Пикап был всмятку, так что близнецы с разрешения Виктора обстряпали продажу «Мерседеса» и на вырученную сумму приобрели неплохую новую машину взамен старой.
Ford F-150 оказался весьма неплох что с виду, что в обкатке: я смирилась с потерей любимого чёрного красавца и влюбилась заново в яркую синюю машину с оранжевым кантом по бамперу.
Форд был выбран, конечно, согласно вкусу Адама — за ним ездил как раз он.
Рама, украшенная лонжеронами, выглядела даже изящно, зато у этого пикапа был удобный передний привод, да и по бездорожью он ехал прямо как по паркету.
— Вику не особо понравится, что он такой пёстрый, — только и сказала я, восхищённо проведя ладонью по капоту.
Адам закатил глаза.
— Если очень разонравится, пусть сам и перекрашивает, мастер-золотые-ручки, — проворчал он, усаживаясь за руль. — Все, что ли, на месте? М?
— Я бегу! — Рин торопливо юркнула на переднее сиденье вперёд меня и застегнула ремень безопасности.
Я со вздохом устроилась сзади, хлопнула дверью. Мы притихли, ожидая, когда тронемся. Адам тем временем почесал в затылке, задумчиво надув губы. Мы с Рин растерянно переглянулись.
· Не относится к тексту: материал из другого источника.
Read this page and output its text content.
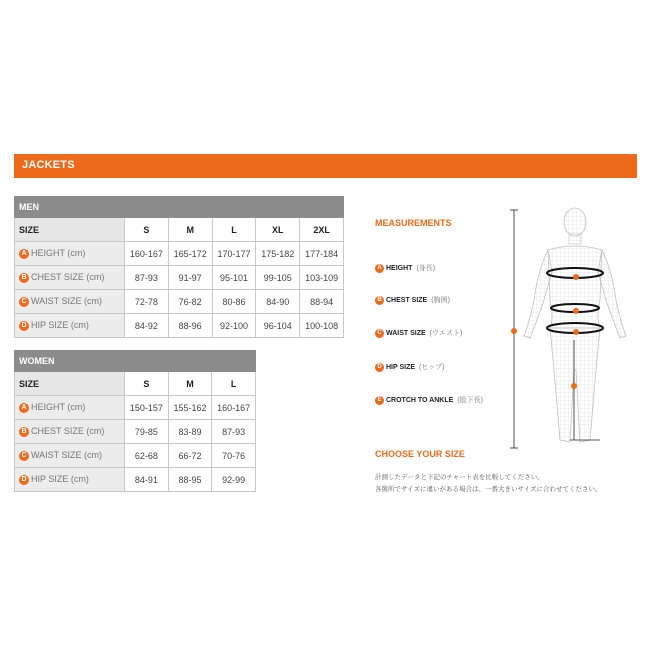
JACKETS
MEN					
SIZE	S	M	L	XL	2XL
A HEIGHT (cm)	160-167	165-172	170-177	175-182	177-184
B CHEST SIZE (cm)	87-93	91-97	95-101	99-105	103-109
C WAIST SIZE (cm)	72-78	76-82	80-86	84-90	88-94
D HIP SIZE (cm)	84-92	88-96	92-100	96-104	100-108
WOMEN			
SIZE	S	M	L
A HEIGHT (cm)	150-157	155-162	160-167
B CHEST SIZE (cm)	79-85	83-89	87-93
C WAIST SIZE (cm)	62-68	66-72	70-76
D HIP SIZE (cm)	84-91	88-95	92-99
MEASUREMENTS
A HEIGHT (身長)
B CHEST SIZE (胸囲)
C WAIST SIZE (ウエスト)
D HIP SIZE (ヒップ)
E CROTCH TO ANKLE (股下長)
CHOOSE YOUR SIZE
計測したデータと下記のチャート表を比較してください。
各箇所でサイズに違いがある場合は、一番大きいサイズに合わせてください。
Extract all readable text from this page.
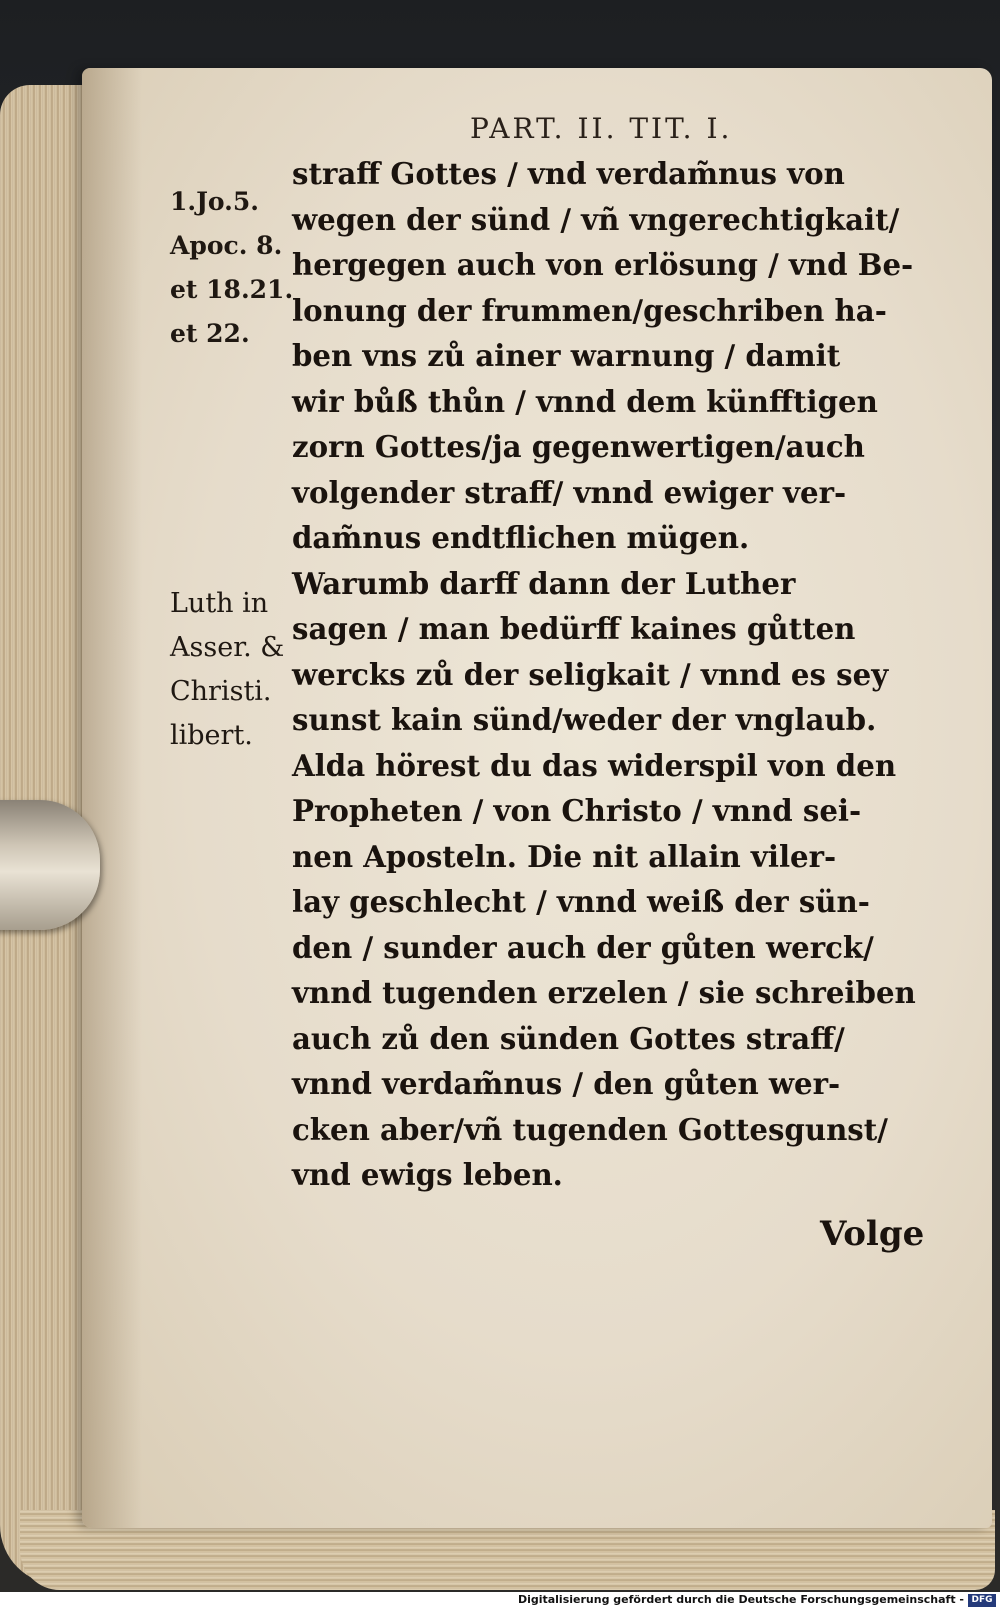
PART. II. TIT. I.
1.Jo.5.
Apoc. 8.
et 18.21.
et 22.
Luth in
Asser. &
Christi.
libert.
straff Gottes / vnd verdam̃nus von
wegen der sünd / vñ vngerechtigkait/
hergegen auch von erlösung / vnd Be-
lonung der frummen/geschriben ha-
ben vns zů ainer warnung / damit
wir bůß thůn / vnnd dem künfftigen
zorn Gottes/ja gegenwertigen/auch
volgender straff/ vnnd ewiger ver-
dam̃nus endtflichen mügen.
Warumb darff dann der Luther
sagen / man bedürff kaines gůtten
wercks zů der seligkait / vnnd es sey
sunst kain sünd/weder der vnglaub.
Alda hörest du das widerspil von den
Propheten / von Christo / vnnd sei-
nen Aposteln. Die nit allain viler-
lay geschlecht / vnnd weiß der sün-
den / sunder auch der gůten werck/
vnnd tugenden erzelen / sie schreiben
auch zů den sünden Gottes straff/
vnnd verdam̃nus / den gůten wer-
cken aber/vñ tugenden Gottesgunst/
vnd ewigs leben.
Volge
Digitalisierung gefördert durch die Deutsche Forschungsgemeinschaft - DFG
— Так, — он щёлкнул пальцами наконец, будто что-то вспомнил. — Ключи забыл.
— Ох, ну… тупица! — жалобно простонала Рин.
— Тихо-тихо, не ругайся, — быстро сориентировался он и первым делом ласково поцеловал Рин в лоб, придержав её рукой за подбородок, а уже после выскочил из машины. — Я бегом.
— Не сомневаюсь, — проворчала она ему вслед и откинулась на спинку кресла.
В салоне пикапа повисло неловкое молчание. Мы с Рин нечасто оставались наедине: Адам двадцать четыре часа в сутки и семь дней в неделю был нашим надёжным связующим звеном. Он всегда знал, что и как сказать, постоянно болтал и не переставая шутил.
Его запросто могла обругать я и привычно обозвать «тупицей» Ямаока, и тогда мы с ней находили какой-никакой общий язык, объединяясь против Каллигена, который обязательно что-нибудь да отколет. Но сдаётся мне, мудрости в нём было достаточно настолько, чтобы хотя бы так раз за разом сводить нас в дружеском диалоге.